Глава 1: Свадебная ночь с монстром, которого я придумала

Я открыла глаза, и первое, что ударило по моим чувствам, был запах. Тяжелый, удушливый аромат старой пыли, воска и чего-то сладковато-гнилостного, напоминающего увядшие лилии.

Надо мной нависал потолок, которого в моей квартире на пятом этаже в спальном районе Москвы просто не могло быть. Это был не белый гипсокартон и не натяжной глянец. Это был камень. Темный, грубо отесанный камень, уходящий ввысь метров на пять. Но самое страшное было не это. Самое страшное — это балдахин.

Я медленно перевела взгляд на ткань, ниспадающую тяжелыми складками вокруг огромной кровати.

— Бархат цвета свернувшейся крови, — прошептала я, и собственный голос показался мне чужим. Слишком мелодичным, слишком дрожащим.

Фраза обожгла язык. Я знала эти слова. Я набирала их на клавиатуре своего ноутбука ровно три года назад, когда писала первую главу «Империи Пепла». Я помнила, как гордилась этой метафорой. «Бархат цвета свернувшейся крови». Господи, какая же это была пошлость. Какая безвкусная, претенциозная графомания. Кто в здравом уме будет вешать такое над кроватью молодоженов?

Но вот он, этот бархат. Я протянула руку — тонкую, бледную, с идеальным маникюром, которого у меня отродясь не было, — и коснулась ткани. Она была жесткой, неприятной на ощупь, словно шерсть больного животного.

Паника накатила не волной, а цунами. Я резко села, и голова закружилась так, будто меня ударили кувалдой. Мое тело... Это было не мое тело. На мне была ночная сорочка из тончайшего шелка, настолько прозрачная, что ее можно было считать просто номинальной. Кружева впивались в кожу, которая была фарфорово-белой, без единой родинки, шрама или следа от ожога утюгом на запястье.

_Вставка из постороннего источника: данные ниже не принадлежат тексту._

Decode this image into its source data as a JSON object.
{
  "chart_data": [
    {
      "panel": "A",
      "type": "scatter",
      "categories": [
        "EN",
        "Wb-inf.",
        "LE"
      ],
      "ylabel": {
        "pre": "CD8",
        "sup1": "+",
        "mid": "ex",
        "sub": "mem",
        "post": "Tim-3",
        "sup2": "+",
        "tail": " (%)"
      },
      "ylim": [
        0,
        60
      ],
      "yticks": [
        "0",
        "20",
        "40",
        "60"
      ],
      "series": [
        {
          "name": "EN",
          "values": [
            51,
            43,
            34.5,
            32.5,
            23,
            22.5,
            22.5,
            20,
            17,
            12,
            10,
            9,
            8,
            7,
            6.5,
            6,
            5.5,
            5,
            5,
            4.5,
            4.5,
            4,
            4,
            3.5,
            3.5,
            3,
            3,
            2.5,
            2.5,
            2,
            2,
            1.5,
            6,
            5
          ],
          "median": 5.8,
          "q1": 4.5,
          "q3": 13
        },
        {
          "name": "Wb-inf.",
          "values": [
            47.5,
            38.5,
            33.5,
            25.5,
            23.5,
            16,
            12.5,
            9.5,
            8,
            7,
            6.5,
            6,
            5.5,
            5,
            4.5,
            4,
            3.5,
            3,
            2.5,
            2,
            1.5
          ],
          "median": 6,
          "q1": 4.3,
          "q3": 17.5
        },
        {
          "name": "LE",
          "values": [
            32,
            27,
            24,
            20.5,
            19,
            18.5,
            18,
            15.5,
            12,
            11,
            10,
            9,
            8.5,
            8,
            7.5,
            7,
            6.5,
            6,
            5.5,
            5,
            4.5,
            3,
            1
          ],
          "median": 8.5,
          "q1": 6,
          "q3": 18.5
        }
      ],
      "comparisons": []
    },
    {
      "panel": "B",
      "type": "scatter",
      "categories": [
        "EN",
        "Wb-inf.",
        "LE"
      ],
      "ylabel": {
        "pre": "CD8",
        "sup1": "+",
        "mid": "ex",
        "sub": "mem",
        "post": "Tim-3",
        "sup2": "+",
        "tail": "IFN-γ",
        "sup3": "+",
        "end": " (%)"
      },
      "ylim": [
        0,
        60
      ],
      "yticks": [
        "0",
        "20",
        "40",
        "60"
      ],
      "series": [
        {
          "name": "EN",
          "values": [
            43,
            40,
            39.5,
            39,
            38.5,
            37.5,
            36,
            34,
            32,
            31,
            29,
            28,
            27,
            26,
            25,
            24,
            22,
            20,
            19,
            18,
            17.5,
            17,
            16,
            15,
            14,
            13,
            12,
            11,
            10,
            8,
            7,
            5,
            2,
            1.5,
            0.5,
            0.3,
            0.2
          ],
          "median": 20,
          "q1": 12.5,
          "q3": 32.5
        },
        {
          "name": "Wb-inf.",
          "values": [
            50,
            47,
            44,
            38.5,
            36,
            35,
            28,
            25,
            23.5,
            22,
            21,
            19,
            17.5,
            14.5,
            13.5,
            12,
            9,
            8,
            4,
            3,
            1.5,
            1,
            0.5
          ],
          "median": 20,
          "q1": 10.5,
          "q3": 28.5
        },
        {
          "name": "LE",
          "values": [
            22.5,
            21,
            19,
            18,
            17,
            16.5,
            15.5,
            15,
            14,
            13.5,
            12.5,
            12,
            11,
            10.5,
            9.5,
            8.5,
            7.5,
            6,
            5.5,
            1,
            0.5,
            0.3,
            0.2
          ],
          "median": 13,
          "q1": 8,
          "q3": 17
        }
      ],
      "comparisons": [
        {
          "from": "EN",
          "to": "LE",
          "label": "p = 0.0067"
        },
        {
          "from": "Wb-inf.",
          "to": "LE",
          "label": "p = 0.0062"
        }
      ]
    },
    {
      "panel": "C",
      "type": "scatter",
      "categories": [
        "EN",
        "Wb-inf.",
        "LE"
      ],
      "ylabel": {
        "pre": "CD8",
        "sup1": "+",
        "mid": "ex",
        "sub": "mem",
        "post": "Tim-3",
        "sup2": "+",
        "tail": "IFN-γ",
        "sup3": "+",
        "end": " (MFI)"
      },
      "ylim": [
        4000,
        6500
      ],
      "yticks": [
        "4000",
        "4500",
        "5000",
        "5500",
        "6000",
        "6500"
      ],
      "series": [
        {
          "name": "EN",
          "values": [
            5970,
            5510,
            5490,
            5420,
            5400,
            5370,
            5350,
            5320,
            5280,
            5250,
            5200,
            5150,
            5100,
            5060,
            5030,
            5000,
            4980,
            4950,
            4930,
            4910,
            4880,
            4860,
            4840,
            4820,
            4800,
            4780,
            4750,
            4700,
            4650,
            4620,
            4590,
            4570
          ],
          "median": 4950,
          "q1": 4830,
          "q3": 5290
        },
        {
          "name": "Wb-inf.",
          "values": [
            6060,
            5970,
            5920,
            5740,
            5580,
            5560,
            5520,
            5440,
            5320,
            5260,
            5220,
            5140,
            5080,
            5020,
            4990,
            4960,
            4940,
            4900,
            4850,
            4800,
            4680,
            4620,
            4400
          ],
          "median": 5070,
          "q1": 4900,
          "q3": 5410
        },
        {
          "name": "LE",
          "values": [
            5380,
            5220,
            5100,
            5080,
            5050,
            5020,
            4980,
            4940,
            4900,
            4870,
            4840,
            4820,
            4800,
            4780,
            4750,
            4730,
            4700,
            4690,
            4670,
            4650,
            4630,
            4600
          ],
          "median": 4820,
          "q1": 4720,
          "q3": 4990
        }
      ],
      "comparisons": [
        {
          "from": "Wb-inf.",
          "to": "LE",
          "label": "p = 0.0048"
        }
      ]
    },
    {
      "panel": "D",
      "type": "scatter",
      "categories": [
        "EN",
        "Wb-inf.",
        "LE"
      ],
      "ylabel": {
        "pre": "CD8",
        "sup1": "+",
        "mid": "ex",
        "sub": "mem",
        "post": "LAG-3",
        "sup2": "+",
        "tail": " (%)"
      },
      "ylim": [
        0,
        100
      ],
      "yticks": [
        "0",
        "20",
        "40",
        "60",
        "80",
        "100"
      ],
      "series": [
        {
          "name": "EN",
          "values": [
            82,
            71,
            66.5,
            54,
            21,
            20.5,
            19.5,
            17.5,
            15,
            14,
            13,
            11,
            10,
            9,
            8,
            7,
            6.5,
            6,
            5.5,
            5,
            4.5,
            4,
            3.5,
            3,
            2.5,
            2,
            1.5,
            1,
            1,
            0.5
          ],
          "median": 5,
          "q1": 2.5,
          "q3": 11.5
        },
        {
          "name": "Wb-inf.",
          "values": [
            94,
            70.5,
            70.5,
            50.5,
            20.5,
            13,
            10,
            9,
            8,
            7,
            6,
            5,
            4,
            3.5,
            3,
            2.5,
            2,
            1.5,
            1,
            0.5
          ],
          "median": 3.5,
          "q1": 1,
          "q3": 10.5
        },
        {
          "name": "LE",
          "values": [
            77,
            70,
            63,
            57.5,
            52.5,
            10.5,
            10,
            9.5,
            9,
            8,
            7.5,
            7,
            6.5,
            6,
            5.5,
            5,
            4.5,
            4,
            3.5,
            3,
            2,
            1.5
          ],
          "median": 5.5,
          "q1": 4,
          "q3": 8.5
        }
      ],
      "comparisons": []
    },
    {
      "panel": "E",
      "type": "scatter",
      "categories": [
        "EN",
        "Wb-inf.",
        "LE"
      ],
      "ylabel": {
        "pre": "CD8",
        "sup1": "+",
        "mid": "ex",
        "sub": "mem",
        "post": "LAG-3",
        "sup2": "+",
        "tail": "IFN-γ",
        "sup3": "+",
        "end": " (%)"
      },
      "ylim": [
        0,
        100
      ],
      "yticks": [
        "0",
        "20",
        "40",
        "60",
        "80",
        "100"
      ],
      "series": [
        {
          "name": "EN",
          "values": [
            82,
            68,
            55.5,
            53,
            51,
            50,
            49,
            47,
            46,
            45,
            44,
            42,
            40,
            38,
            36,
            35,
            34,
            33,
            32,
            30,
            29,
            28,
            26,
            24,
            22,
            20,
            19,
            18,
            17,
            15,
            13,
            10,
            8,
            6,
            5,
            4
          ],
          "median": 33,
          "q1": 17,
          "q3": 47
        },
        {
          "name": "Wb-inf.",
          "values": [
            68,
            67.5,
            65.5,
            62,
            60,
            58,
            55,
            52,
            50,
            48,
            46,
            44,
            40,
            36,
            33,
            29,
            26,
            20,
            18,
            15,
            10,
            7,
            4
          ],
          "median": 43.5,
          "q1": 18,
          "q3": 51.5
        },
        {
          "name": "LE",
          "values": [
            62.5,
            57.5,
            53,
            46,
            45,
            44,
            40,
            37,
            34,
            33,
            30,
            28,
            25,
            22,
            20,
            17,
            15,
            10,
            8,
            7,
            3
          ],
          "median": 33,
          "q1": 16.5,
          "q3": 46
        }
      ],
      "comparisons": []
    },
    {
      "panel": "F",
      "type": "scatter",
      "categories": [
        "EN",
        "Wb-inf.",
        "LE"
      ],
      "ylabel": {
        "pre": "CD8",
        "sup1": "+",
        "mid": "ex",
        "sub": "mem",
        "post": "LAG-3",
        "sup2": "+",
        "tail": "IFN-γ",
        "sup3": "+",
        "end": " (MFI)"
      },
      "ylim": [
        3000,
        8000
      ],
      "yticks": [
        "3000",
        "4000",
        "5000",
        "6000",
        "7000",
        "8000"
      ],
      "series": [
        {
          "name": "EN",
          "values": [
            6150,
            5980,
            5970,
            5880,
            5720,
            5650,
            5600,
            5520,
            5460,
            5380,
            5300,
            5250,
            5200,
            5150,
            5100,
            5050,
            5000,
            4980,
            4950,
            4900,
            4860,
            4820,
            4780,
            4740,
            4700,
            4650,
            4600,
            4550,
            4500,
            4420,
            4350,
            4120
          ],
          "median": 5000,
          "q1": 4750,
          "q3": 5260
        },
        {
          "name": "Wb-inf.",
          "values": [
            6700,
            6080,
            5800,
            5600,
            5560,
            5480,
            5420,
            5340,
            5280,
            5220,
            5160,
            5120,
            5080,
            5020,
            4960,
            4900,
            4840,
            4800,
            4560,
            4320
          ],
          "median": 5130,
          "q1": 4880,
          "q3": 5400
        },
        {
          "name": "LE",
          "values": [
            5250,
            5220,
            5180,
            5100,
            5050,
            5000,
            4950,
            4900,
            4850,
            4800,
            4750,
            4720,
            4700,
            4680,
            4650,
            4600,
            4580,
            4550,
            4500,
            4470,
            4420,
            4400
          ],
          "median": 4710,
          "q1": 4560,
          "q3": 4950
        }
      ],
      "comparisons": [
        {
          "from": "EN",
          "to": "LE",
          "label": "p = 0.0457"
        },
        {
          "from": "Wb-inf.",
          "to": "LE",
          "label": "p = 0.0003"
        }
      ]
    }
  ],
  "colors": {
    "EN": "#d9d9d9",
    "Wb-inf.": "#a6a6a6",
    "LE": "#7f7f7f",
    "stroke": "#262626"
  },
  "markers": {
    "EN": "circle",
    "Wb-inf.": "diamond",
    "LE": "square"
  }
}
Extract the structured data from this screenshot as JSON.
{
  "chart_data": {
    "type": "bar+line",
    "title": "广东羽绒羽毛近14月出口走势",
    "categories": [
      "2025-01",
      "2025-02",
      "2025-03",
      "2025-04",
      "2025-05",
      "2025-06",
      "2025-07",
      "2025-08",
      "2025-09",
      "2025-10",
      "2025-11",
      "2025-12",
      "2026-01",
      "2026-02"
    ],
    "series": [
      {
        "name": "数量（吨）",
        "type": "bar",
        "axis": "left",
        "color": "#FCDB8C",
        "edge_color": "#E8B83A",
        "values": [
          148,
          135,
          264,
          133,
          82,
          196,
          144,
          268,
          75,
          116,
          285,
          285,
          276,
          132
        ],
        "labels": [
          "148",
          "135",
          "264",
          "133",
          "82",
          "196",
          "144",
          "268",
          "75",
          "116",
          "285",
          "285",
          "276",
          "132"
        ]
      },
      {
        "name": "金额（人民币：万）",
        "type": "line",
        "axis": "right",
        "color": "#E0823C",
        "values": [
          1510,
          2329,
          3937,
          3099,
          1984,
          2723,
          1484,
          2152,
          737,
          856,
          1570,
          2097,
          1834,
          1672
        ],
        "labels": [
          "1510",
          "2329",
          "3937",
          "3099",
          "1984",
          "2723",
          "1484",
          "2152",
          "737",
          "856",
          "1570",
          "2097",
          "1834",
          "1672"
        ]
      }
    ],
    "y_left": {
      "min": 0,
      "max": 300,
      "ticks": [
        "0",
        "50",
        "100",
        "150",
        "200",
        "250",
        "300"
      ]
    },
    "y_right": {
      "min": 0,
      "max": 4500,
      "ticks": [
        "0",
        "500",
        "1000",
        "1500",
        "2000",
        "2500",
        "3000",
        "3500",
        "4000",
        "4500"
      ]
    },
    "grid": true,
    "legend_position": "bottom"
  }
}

Я вскочила с кровати, путаясь в подоле, и бросилась к высокому зеркалу в массивной раме из черного дерева.

Из отражения на меня смотрела незнакомка. И в то же время я знала ее до мельчайших деталей. Огромные голубые глаза, полные влажного блеска (я специально прописывала их так, чтобы она всегда казалась на грани слез, вызывая у читателей желание защитить ее... или раздражение). Золотистые локоны, рассыпавшиеся по плечам идеальной волной. Хрупкие ключицы, которые так красиво хрустят, если на них наступить сапогом.

— Элара Вросс, — выдохнула я, хватаясь за холодное стекло зеркала. — Жена-однодневка.

Мир качнулся. В глазах потемнело, а затем перед моим взором вспыхнул ярко-синий прямоугольник, висящий прямо в воздухе. Текст на нем был написан шрифтом с засечками, словно из старой книги:

**[ЗАДАНИЕ АКТИВИРОВАНО: Свадебная ночь]** **Цель:** Изобразить покорность. **Действие:** Выпить вино, предложенное герцогом. **Награда:** Продление жизни на 1 час. **Штраф за невыполнение:** Мучительная боль и принудительный контроль тела.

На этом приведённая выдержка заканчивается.